Department of Earth and Environmental Sciences, KU Leuven, Kasteelpark Arenberg 20 bus 2459, 3001, Leuven, Belgium.
Service Trace Elements & Nanomaterials, Sciensano, Leuvensesteenweg 17, 3080, Tervuren, Belgium.
J Chromatogr A. 2019 Aug 16;1599:203-214. doi: 10.1016/j.chroma.2019.04.032. Epub 2019 Apr 15.
Colloidal iron(III) oxyhydroxides (FeOx) are important reactive adsorbents in nature. This study was set up to determine the size of environmentally relevant FeOx colloids with new methods, i.e. Flow Field Flow Fractionation (FlFFF-UV-ICP-MS) and single-particle ICP-MS/MS (sp-ICP-MS) and to compare these with standard approaches, i.e. dynamic light scattering (DLS), nanoparticle tracking analysis (NTA), microscopy (TEM), membrane filtration, centrifugation and dialysis.
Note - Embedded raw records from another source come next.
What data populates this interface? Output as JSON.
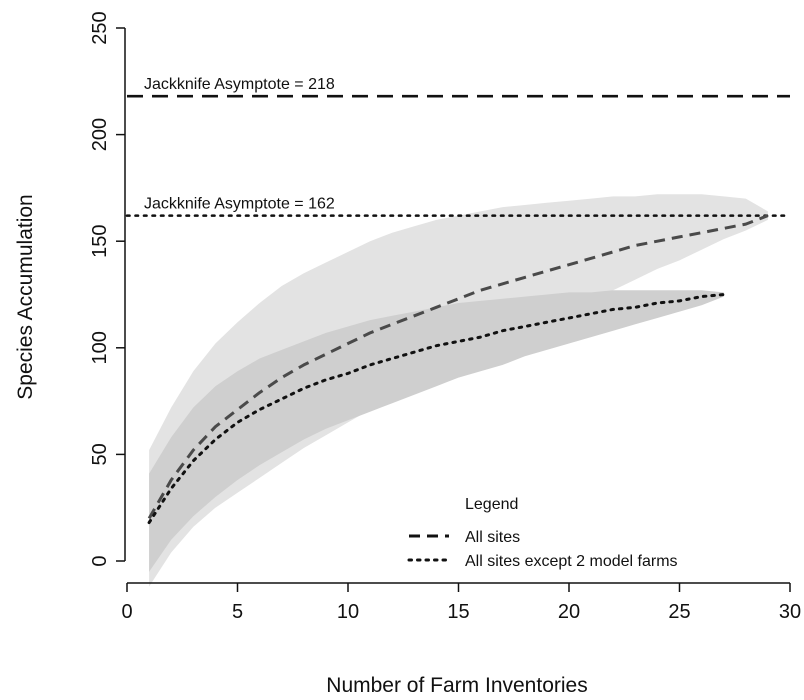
{
  "chart_data": {
    "type": "line",
    "xlabel": "Number of Farm Inventories",
    "ylabel": "Species Accumulation",
    "xlim": [
      0,
      30
    ],
    "ylim": [
      0,
      250
    ],
    "xticks": [
      0,
      5,
      10,
      15,
      20,
      25,
      30
    ],
    "yticks": [
      0,
      50,
      100,
      150,
      200,
      250
    ],
    "grid": false,
    "legend": {
      "title": "Legend",
      "placement": "bottom-center",
      "entries": [
        "All sites",
        "All sites except 2 model farms"
      ]
    },
    "series": [
      {
        "name": "All sites",
        "linestyle": "dashed",
        "color": "#4a4a4a",
        "x": [
          1,
          2,
          3,
          4,
          5,
          6,
          7,
          8,
          9,
          10,
          11,
          12,
          13,
          14,
          15,
          16,
          17,
          18,
          19,
          20,
          21,
          22,
          23,
          24,
          25,
          26,
          27,
          28,
          29
        ],
        "y": [
          20,
          38,
          52,
          63,
          71,
          79,
          86,
          92,
          97,
          102,
          107,
          111,
          115,
          119,
          123,
          127,
          130,
          133,
          136,
          139,
          142,
          145,
          148,
          150,
          152,
          154,
          156,
          158,
          162
        ],
        "band_upper": [
          52,
          72,
          89,
          102,
          112,
          121,
          129,
          135,
          140,
          145,
          150,
          154,
          157,
          160,
          162,
          164,
          166,
          167,
          168,
          169,
          170,
          171,
          171,
          172,
          172,
          172,
          171,
          170,
          164
        ],
        "band_lower": [
          -12,
          4,
          16,
          25,
          32,
          39,
          46,
          53,
          59,
          65,
          71,
          76,
          82,
          87,
          92,
          97,
          102,
          107,
          112,
          117,
          122,
          127,
          132,
          137,
          141,
          146,
          151,
          155,
          160
        ]
      },
      {
        "name": "All sites except 2 model farms",
        "linestyle": "dotted",
        "color": "#111111",
        "x": [
          1,
          2,
          3,
          4,
          5,
          6,
          7,
          8,
          9,
          10,
          11,
          12,
          13,
          14,
          15,
          16,
          17,
          18,
          19,
          20,
          21,
          22,
          23,
          24,
          25,
          26,
          27
        ],
        "y": [
          18,
          34,
          47,
          57,
          65,
          71,
          76,
          81,
          85,
          88,
          92,
          95,
          98,
          101,
          103,
          105,
          108,
          110,
          112,
          114,
          116,
          118,
          119,
          121,
          122,
          124,
          125
        ],
        "band_upper": [
          41,
          58,
          72,
          82,
          89,
          95,
          99,
          103,
          107,
          110,
          113,
          115,
          117,
          119,
          121,
          122,
          123,
          124,
          125,
          126,
          126,
          127,
          127,
          127,
          127,
          127,
          126
        ],
        "band_lower": [
          -5,
          10,
          21,
          30,
          38,
          45,
          51,
          57,
          62,
          66,
          70,
          74,
          78,
          82,
          86,
          89,
          92,
          96,
          99,
          102,
          105,
          108,
          111,
          114,
          117,
          120,
          124
        ]
      }
    ],
    "reference_lines": [
      {
        "y": 218,
        "linestyle": "dashed",
        "label": "Jackknife Asymptote = 218"
      },
      {
        "y": 162,
        "linestyle": "dotted",
        "label": "Jackknife Asymptote = 162"
      }
    ],
    "colors": {
      "band_all_sites": "#e3e3e3",
      "band_except_model_farms": "#cfcfcf"
    }
  }
}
Seven synthetic nano- and submicron FeOx with different mineralogy and coating were prepared and two soil solutions were included. The FlFFF was optimized for Fe recovery, yielding 70-90%. The FlFFF determines particle size with high resolution in a 1 mM NHHCO (pH 8.3) background and can detect Fe-NOM complexes <5 nm and organo-mineral FeOx particles ranging 5-300 nm. The sp-ICP-MS method had a size detection limit for FeOx of about 32-47 nm. The distribution of hydrodynamic diameters of goethite particles detected with FlFFF, NTA and DLS were similar but the values were twice as large as the Fe cores of particles detected with sp-ICP-MS and TEM. Conventional fractionation by centrifugation and dialysis generally yielded similar fractions as FlFFF but membrane filtration overestimated the large size fractions. Particles formed from Fe(II) oxidation in the presence of NOM showed strikingly smaller organo-mineral Fe-Ox colloids as the NOM/Fe ratio increased. The soil solution obtained with centrifugation of an acid peat was dominated by small (<30 nm) Fe-OM complexes and organo-mineral FeOx colloids whereas that of a mineral pH neutral soil mainly contains larger (30-200 nm) Fe-rich particles. The FlFFF-UV-ICP-MS is recommended for environmental studies of colloidal FeOx since it has a wide size detection range, it fractionates in an environmentally relevant background (1 mM NHHCO) and it has acceptable element recoveries.
胶体三价铁氢氧化物 (FeOx) 是自然界中重要的反应性吸附剂。本研究旨在使用新方法,即流动场流分级 (FlFFF-UV-ICP-MS) 和单颗粒 ICP-MS/MS (sp-ICP-MS),确定具有环境相关性的 FeOx 胶体的粒径,并将其与标准方法,即动态光散射 (DLS)、纳米颗粒跟踪分析 (NTA)、显微镜 (TEM)、膜过滤、离心和透析进行比较。制备了七种具有不同矿物学和涂层的合成纳米和亚微米级 FeOx,并包含两种土壤溶液。FlFFF 对 Fe 回收率进行了优化,回收率为 70-90%。FlFFF 在 1 mM NH4HCO (pH 8.3) 背景下以高分辨率确定粒径,并能检测 <5nm 的 Fe-NOM 配合物和 5-300nm 的有机-矿物 FeOx 颗粒。sp-ICP-MS 方法对 FeOx 的粒径检测下限约为 32-47nm。FlFFF、NTA 和 DLS 检测到的针铁矿颗粒的水动力直径分布相似,但值是 sp-ICP-MS 和 TEM 检测到的颗粒 Fe 核的两倍大。离心和透析的常规分级通常产生与 FlFFF 相似的级分,但膜过滤高估了大粒径级分。在 NOM 存在下 Fe(II)氧化形成的颗粒表现出明显更小的有机-矿物 Fe-Ox 胶体,随着 NOM/Fe 比的增加而增加。用离心法从酸性泥炭中提取的土壤溶液主要由小(<30nm)的 Fe-OM 配合物和有机-矿物 FeOx 胶体组成,而中性 pH 矿物土壤的溶液主要含有较大的(30-200nm)富铁颗粒。FlFFF-UV-ICP-MS 推荐用于胶体 FeOx 的环境研究,因为它具有较宽的粒径检测范围,在具有环境相关性的背景下进行分级 (1mM NH4HCO),并且具有可接受的元素回收率。